As a last hoorah before the rainy season, we decided to fly to what is known as the country’s last frontier, Coron in Palawan. With really no great expectations about this trip, we packed for a weekend we thought would be just like any other beach getaway. I guess Coron is one of those places that people tell you about, but one you can never truly appreciate until you’ve seen it.
The moment you drive to the city from the airport though, you will be left in awe at the green tapestry of verdant grass laid like carpet across hectares of mountains and valleys.
The absence of concrete buildings and any other man-made structure to mar the landscape is such a rare sight. The scenery reminds you that even in the simplicity of nature, there is perfection.
The town of Coron is as rustic as it gets, and hopefully one that stays ultimately free of the modern mall syndrome that most of our cities are wont to have. The town is quite busy at daytime with most weekend tourists plying its narrow streets and docks in shorts and cotton shirts. Like most rural towns, the center of the city is its marketplace, where the freshest catch abounds. With everything in Coron town a 10-minute tricycle ride away, it is quite easy to get much needed supplies and whatever you need here.
Finding a good place to dine in Coron isn’t difficult to do either with various restaurants around town. The choices of fresh seafood in most restaurant menus more than make up for the lapses in service. But for us, the odd find of a delightful, rustic, unassuming French bistro called Bistro Coron made our weekend getaway even more delightful. Bistro Coron’s forte has to be their sumptuous steak dish topped with either herb and garlic butter or peppercorn sauce. The pastas and pizzas were also quite surprisingly delicious. For one to find a rare culinary delight in Coron was absolutely charming, that in fact we had to dine twice at this bistro in one day.
The other discovery that made our summer weekend in Coron most enjoyable was staying in an eight-room boutiqu-resort called Sophia’s Garden Resort. Sophia’s is the home most of us dream of —with its intricate wood accents and updated Filipino architecture, cabanas spread out across its half-hectare property, and well-manicured lawns that make early mornings simply divine. Still in its first few months, the resort certainly has the makings of a place-to-be on this island.
The minute our motorboat cruised along Coron Bay toward Siete Pecados, my family and I were all just overcome by the majestic mountains and limestone formations. Even more, every fear of the deep sea vanished the moment we saw the immaculately clear blue waters teeming with marine life. We all could not resist jumping off the boat to snorkel in.
Hiking up and down 300- steep and craggy steps was all worth it too when we reached Kayangan Lake. Here, my teen-aged kids could not refrain from diving into the lake’s tepid water basin naturally bordered by limestone. As we cruised further into Coron Bay, we all frolicked like young children in the pristine waters and basked in the pockets of white sand beaches hidden behind alcoves.

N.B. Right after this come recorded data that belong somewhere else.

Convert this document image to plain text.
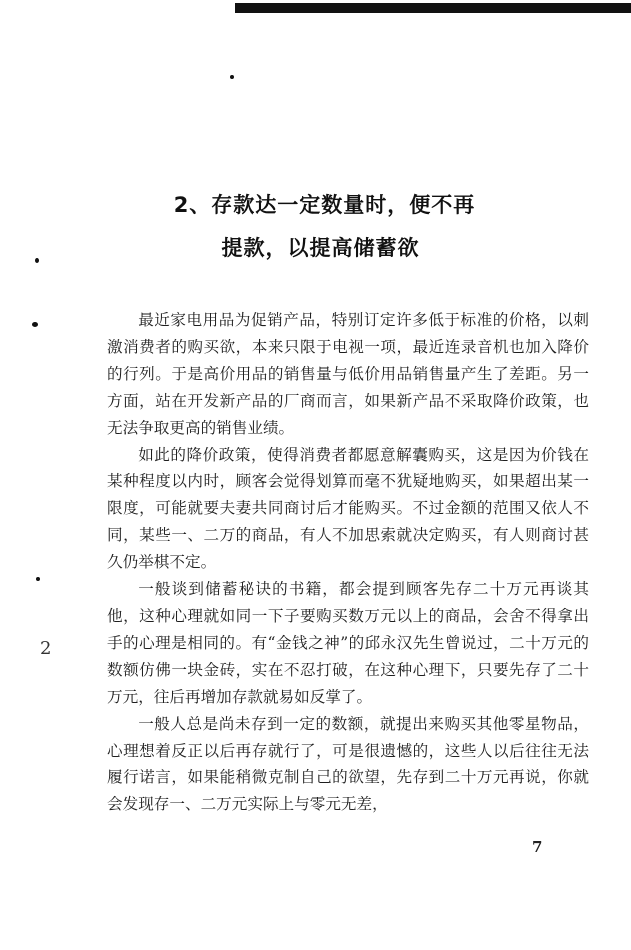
2、存款达一定数量时，便不再
提款，以提高储蓄欲

最近家电用品为促销产品，特别订定许多低于标准的价格，以刺激消费者的购买欲，本来只限于电视一项，最近连录音机也加入降价的行列。于是高价用品的销售量与低价用品销售量产生了差距。另一方面，站在开发新产品的厂商而言，如果新产品不采取降价政策，也无法争取更高的销售业绩。

如此的降价政策，使得消费者都愿意解囊购买，这是因为价钱在某种程度以内时，顾客会觉得划算而毫不犹疑地购买，如果超出某一限度，可能就要夫妻共同商讨后才能购买。不过金额的范围又依人不同，某些一、二万的商品，有人不加思索就决定购买，有人则商讨甚久仍举棋不定。

一般谈到储蓄秘诀的书籍，都会提到顾客先存二十万元再谈其他，这种心理就如同一下子要购买数万元以上的商品，会舍不得拿出手的心理是相同的。有“金钱之神”的邱永汉先生曾说过，二十万元的数额仿佛一块金砖，实在不忍打破，在这种心理下，只要先存了二十万元，往后再增加存款就易如反掌了。

一般人总是尚未存到一定的数额，就提出来购买其他零星物品，心理想着反正以后再存就行了，可是很遗憾的，这些人以后往往无法履行诺言，如果能稍微克制自己的欲望，先存到二十万元再说，你就会发现存一、二万元实际上与零元无差，

7
2
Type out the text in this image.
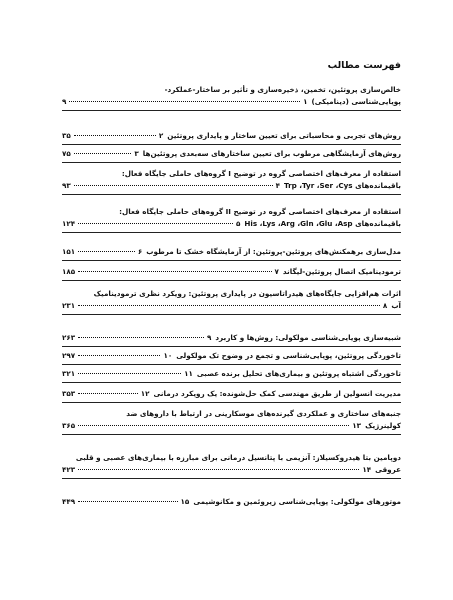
فهرست مطالب
خالص‌سازی پروتئین، تخمین، ذخیره‌سازی و تأثیر بر ساختار-عملکرد-
پویایی‌شناسی (دینامیکی)
۱
۹
روش‌های تجربی و محاسباتی برای تعیین ساختار و پایداری پروتئین
۲
۳۵
روش‌های آزمایشگاهی مرطوب برای تعیین ساختارهای سه‌بعدی پروتئین‌ها
۳
۷۵
استفاده از معرف‌های اختصاصی گروه در توضیح I گروه‌های حاملی جایگاه فعال:
باقیمانده‌های Trp ،Tyr ،Ser ،Cys
۴
۹۳
استفاده از معرف‌های اختصاصی گروه در توضیح II گروه‌های حاملی جایگاه فعال:
باقیمانده‌های His ،Lys ،Arg ،Gln ،Glu ،Asp
۵
۱۲۴
مدل‌سازی برهمکنش‌های پروتئین-پروتئین: از آزمایشگاه خشک تا مرطوب
۶
۱۵۱
ترمودینامیک اتصال پروتئین-لیگاند
۷
۱۸۵
اثرات هم‌افزایی جایگاه‌های هیدراتاسیون در پایداری پروتئین: رویکرد نظری ترمودینامیک
آب
۸
۲۳۱
شبیه‌سازی پویایی‌شناسی مولکولی: روش‌ها و کاربرد
۹
۲۶۳
تاخوردگی پروتئین، پویایی‌شناسی و تجمع در وضوح تک مولکولی
۱۰
۲۹۷
تاخوردگی اشتباه پروتئین و بیماری‌های تحلیل برنده عصبی
۱۱
۳۲۱
مدیریت انسولین از طریق مهندسی کمک حل‌شونده: یک رویکرد درمانی
۱۲
۳۵۳
جنبه‌های ساختاری و عملکردی گیرنده‌های موسکارینی در ارتباط با داروهای ضد
کولینرژیک
۱۳
۳۶۵
دوپامین بتا هیدروکسیلاز: آنزیمی با پتانسیل درمانی برای مبارزه با بیماری‌های عصبی و قلبی
عروقی
۱۴
۴۲۳
موتورهای مولکولی: پویایی‌شناسی زیروئمین و مکانوشیمی
۱۵
۴۴۹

Perhaps, Coron does not have the vibe of Boracay as most young people look for. But once there, you will realize how much you miss hearing crickets chirping or seeing frogs jumping out of nowhere. While there, you will find yourself appreciating quietness and serenity yet again. Ultimately though, it is the picturesque landscape and unsullied natural wonders of Coron that make this island a must-see.